Felipe Fernández-Armesto

Why would anyone choose to live in Puerto Rico?

US bailouts keep this poor relation afloat through bankruptcies, hurricanes and political bust-ups without even trying to boost its demographics or reverse its economic decline

An abandoned windmill for salt mining at Cabo Rojo, Puerto Rico. [Getty Images] 
issue 06 July 2024

From the eastern Atlantic, the US looks boringly uniform. Yet Alaska is almost as different from Alabama as Turku is from Turkey. If you travel the length of the Mississippi, food, laws, customs and lingo change as surprisingly as along the Danube. Particularism is rife. In two counties in Vermont, there are warrants for the arrest of George W. Bush. In some parts of the South, you must step across a county line to evade laws against alcohol. In Indiana, where I live, every county sets its own time zone and you have to keep adjusting your watch on your way to Chicago.

In this land of anomalies, nowhere is odder than Puerto Rico. It is an ‘associated’ state, but not a state of the union. Natives are US citizens, with every constitutional right except the one that America most over-values: equal and unfettered suffrage. Puerto Ricans take part in presidential primaries but, unless they move to the mainland, cannot vote in general elections. The archipelago has one non-voting representative in Congress – which can override the autonomy of the legislature in San Juan. In official documents, the use of estado (which signifies ‘state’ in Spanish) to mean ‘commonwealth’ in English magnifies confusion. Cases abound of minor officials miscasting Puerto Ricans as foreigners.

This tissue of absurdities, which has enveloped Puerto Rico since Congress conceded devolution in 1952, does not seem to have done the islanders much good. Rich by hemispheric standards, they are on average the poorest people in the US. The political elite remains small, inbred and plutocratic. A yankee veneer hardly enhances the typically corrupt gleam of Caribbean politics. US bailouts kept the archipelago afloat during the past decade’s succession of bankruptcies, hurricanes, earthquakes and intractable political bust-ups, without even trying to boost stagnant demographics or reverse economic decline.

As in devolved Britain, there is no consensus about the future. Constitutional referendums tire voters. Most people, if they vote at all, support the status quo, rather in resignation than hope. Full statehood – the cynosure of other territories the US empire arrogated in the 19th century – is attractive to some islanders and horrifying to most people on the mainland. Independence is the professed option of politicians who want to create a constituency for themselves, but they would be the first to repine were it ever achieved: it would subvert their raison d´être.

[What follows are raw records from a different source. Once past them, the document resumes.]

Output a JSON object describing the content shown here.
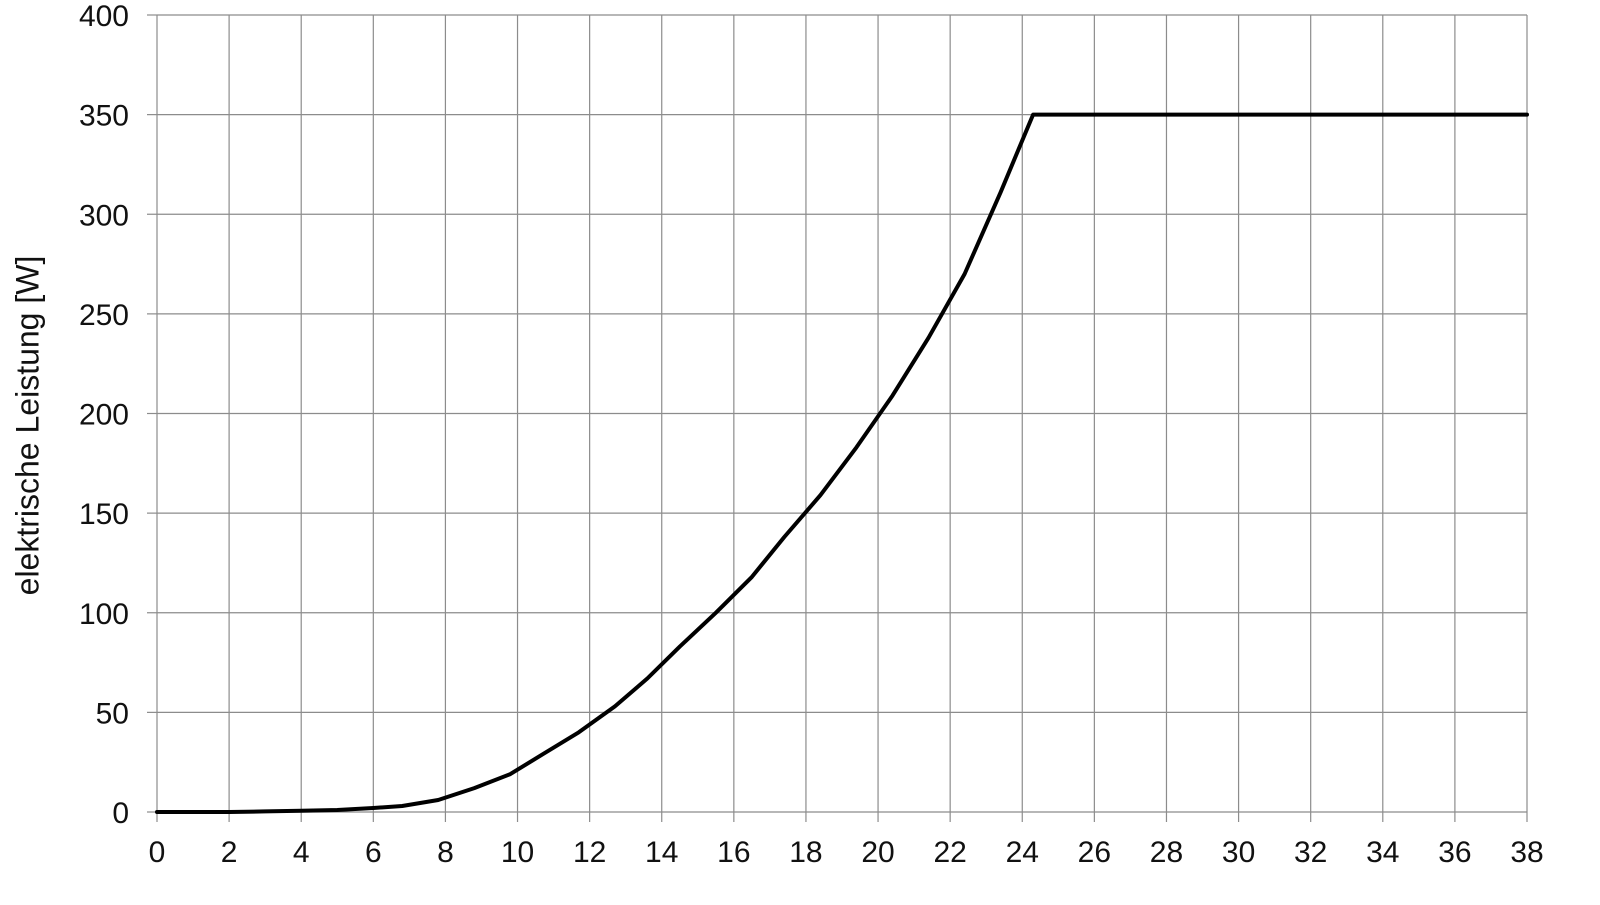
{
  "chart_data": {
    "type": "line",
    "title": "",
    "xlabel": "",
    "ylabel": "elektrische Leistung   [W]",
    "xlim": [
      0,
      38
    ],
    "ylim": [
      0,
      400
    ],
    "x_ticks": [
      "0",
      "2",
      "4",
      "6",
      "8",
      "10",
      "12",
      "14",
      "16",
      "18",
      "20",
      "22",
      "24",
      "26",
      "28",
      "30",
      "32",
      "34",
      "36",
      "38"
    ],
    "y_ticks": [
      "0",
      "50",
      "100",
      "150",
      "200",
      "250",
      "300",
      "350",
      "400"
    ],
    "grid": true,
    "legend": "none",
    "line_color": "#000000",
    "grid_color": "#8c8c8c",
    "series": [
      {
        "x": [
          0,
          2,
          3,
          4,
          5,
          6,
          6.8,
          7.8,
          8.8,
          9.8,
          10.7,
          11.7,
          12.7,
          13.6,
          14.5,
          15.5,
          16.5,
          17.4,
          18.4,
          19.4,
          20.4,
          21.4,
          22.4,
          23.4,
          24.3,
          38
        ],
        "y": [
          0,
          0,
          0.3,
          0.6,
          1,
          2,
          3,
          6,
          12,
          19,
          29,
          40,
          53,
          67,
          83,
          100,
          118,
          138,
          159,
          183,
          209,
          238,
          270,
          311,
          350,
          350
        ]
      }
    ]
  }
}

There are, however, romantics who cling to outmoded nationalist tropes, misguidedly associating independence with ‘freedom’. Jorell Melendez-Badillo is among them. He can afford to be a nationalist, as he works at the University of Wisconsin and can evade the misery of living in his native land. The pages of his book string together a sketchy, patchy ‘history of resistance’. The result is highly misleading: the colonial regimes, under the Spanish monarchy and since 1898 under US paternalism, ruled only by courtesy of quislings and collaborators. Melendez-Badillo’s ‘resistance’ includes ineffective and often risible marginals, such as Pupa Tribal (a 1960s activist who doubled as a spiritualist medium), the ‘Street Transvestites Action Revolutionaries’ of the next decade and many ephemeral sodalities of demo-happy hippies. Since the author never says what he means by ‘nationhood’, his assumption that it qualifies Puerto Rico for sovereignty remains unconvincing.

His ignorance is startling. I stopped counting the serious errors of fact or formulation after spotting 61 in the first 50 pages. For someone purporting to write authoritatively about Spanish Puerto Rico it is unpardonable, for example, to ascribe the work of Pedro Mártir to the mid-16th century or to call a Dutch invader ‘Hendricksz’, or mistranslate ‘Cortes’ (the representative assembly of the monarchy) as ‘court’ or ‘courts’. Even when undistorted by solecisms, redundancies, mistranslations and tendentious language, the prose staggers between clichés. Modish gobbledegook alternates with mawkish sentiment. ‘Tourism represents a violent act,’ the author assures us. Anti-corruption measures are a ‘functionally pathologising’ stratagem of US capitalism. He addresses his ‘partner in life’ as ‘the engine that pushes me to continue producing work that will hopefully contribute to those freedom futures we so desire’. Interlocutors who like the US and cite Cuba as a cautionary example are denounced as ‘xenophobic and racist’.

Meléndez-Badillo is not merely naive: he suffers from a form of moral myopia that seems to be a generational affliction among young US academics – too numerous to be well selected and too garrulous to be properly reflective. Instead of focusing on getting the facts right and expressing them clearly, he treats history as an arena for political posturing and sententious grandstanding: a source of exemplars of vice or virtue, praise or blame. ‘I am never coming back here,’ said Meléndez-Badillo’s grandfather on leaving Puerto Rico for the mainland. The grandson, who seems unaware of the advantages of life inside the US, might well stay in Wisconsin.